Just like when using physical artifacts such as paintings for collateral, you will need to find somebody that will accept your NFT in exchange for money. There are two options for doing this. You could either find a DeFi lending service or a CeFi service. However, it is probably best to find a CeFi service, as NFTs are unique and distinct, and it can help to get another human to evaluate them, rather than using an automated service that might not understand its value. Even if an NFT is generated via an automated program, such as how Cryptokitties are made, this does not mean that a separate program will know how to properly assess its value. A fantastic example of this is the Hasmasks NFT project; each NFT is generated via code, but some NFTs have unique features that the program could not have predicted. In these circumstances, a program would have no idea of its value or worth because those unique elements are designed to be appreciated exclusively by the human eye.


Finding a CeFi, human-based, lending service or platform would be the best option for NFTs. Beauty is subjective, and when it comes to art, so is value. These are unlike cryptocurrencies in that their worth cannot be deterministic.


Helio Lending now offers the ability to use NFT as collateral for a loan. Head to to find out more.

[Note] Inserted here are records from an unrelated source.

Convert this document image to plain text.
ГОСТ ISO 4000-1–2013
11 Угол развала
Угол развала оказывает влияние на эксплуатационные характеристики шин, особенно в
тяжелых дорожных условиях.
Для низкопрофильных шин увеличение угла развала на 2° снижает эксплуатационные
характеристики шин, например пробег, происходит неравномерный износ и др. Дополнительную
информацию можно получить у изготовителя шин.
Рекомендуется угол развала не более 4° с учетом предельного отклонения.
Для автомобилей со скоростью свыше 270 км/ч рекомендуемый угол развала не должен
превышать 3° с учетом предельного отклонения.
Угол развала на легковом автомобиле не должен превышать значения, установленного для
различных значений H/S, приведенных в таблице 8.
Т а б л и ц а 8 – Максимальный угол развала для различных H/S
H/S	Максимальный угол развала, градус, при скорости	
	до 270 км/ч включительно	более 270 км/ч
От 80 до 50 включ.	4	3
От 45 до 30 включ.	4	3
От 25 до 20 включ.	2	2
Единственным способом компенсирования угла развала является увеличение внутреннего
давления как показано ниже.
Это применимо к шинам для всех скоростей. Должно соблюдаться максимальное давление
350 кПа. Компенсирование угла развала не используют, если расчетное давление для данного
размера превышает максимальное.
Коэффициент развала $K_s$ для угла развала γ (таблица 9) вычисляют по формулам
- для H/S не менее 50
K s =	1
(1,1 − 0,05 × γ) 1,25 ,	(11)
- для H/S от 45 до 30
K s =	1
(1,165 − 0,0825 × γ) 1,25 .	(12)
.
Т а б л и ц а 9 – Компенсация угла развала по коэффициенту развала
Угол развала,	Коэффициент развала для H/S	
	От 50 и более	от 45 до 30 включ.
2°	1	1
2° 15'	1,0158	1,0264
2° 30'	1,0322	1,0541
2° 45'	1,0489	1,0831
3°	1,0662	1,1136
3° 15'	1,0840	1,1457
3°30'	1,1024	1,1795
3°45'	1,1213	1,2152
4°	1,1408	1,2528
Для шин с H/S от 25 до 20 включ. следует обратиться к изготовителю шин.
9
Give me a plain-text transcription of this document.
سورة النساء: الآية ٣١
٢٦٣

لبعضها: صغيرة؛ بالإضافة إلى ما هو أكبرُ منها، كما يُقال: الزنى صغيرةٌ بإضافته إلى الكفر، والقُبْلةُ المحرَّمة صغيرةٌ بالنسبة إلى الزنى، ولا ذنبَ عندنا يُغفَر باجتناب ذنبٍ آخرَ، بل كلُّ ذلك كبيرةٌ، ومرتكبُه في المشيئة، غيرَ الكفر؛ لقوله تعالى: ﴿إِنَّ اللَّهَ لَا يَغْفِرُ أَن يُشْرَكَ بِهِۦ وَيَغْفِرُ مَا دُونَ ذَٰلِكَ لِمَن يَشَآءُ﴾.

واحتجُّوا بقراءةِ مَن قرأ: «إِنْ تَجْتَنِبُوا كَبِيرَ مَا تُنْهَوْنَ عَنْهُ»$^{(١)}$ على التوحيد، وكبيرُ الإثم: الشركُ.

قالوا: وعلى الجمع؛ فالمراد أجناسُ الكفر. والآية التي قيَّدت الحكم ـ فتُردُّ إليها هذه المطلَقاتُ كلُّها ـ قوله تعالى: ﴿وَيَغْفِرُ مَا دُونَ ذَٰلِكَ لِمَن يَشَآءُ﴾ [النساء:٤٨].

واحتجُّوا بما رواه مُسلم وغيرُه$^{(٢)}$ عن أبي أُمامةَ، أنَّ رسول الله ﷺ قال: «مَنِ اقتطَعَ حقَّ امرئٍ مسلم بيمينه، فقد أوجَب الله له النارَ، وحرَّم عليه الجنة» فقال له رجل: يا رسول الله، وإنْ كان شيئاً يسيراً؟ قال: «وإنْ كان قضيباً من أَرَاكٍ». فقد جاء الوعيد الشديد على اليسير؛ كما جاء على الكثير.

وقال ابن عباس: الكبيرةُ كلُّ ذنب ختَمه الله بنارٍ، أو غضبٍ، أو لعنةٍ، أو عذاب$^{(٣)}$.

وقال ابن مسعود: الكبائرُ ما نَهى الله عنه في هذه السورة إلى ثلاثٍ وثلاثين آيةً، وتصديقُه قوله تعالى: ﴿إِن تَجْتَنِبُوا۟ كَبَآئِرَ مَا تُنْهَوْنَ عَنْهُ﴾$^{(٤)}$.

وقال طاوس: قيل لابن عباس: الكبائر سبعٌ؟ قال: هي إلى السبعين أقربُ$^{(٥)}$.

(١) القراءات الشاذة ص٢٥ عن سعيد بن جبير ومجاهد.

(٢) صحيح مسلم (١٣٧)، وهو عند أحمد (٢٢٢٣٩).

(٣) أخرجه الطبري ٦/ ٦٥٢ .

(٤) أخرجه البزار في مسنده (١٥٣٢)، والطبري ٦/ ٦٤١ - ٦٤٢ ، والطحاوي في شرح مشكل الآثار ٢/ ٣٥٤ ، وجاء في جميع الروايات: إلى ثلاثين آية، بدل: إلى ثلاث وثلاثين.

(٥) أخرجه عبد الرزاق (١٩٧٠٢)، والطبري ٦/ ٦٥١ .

Calculating the worth of an NFT


This is complex, as each NFT will have a different price than the next, and different people will be willing to pay different amounts for the same piece. A dialogue would need to be opened between the lender and the borrower, where they both negotiate a reasonable price. This could take some time, and it may take some trial and error when trying to find the right lender who truly understands the value of the piece. For this reason, be sure to contact more than one place or person.


One thing to consider is that NFTs can increase in value. The industry is fresh and rapidly moving, and sometimes an NFT from an early adopter can skyrocket in price as the market expands and matures. Make sure that you discuss with the lender what would happen if the value rises during the loan period, as some lenders may ask you to pay more to get the NFT back. Sketching out the terms for this is especially important if the price of the NFTs you own is calculated by an algorithm, such as how Berry Cards work on the NEAR protocol.


No Different than Using Physical Art as Collateral


Physical paintings, sculptures, books, and other mediums of art have been used as collateral for as long as humans have been making art. And using NFTs as collateral is no different. It fits a model closer to how pawn brokers operate, although via more technological means.


As the NFT market grows, and their value continues to develop, expect more lenders to accept them as collateral. If you work with a CeFi crypto lending service already, it may be worth reaching out and asking if they would consider using an NFT to collateralize a loan.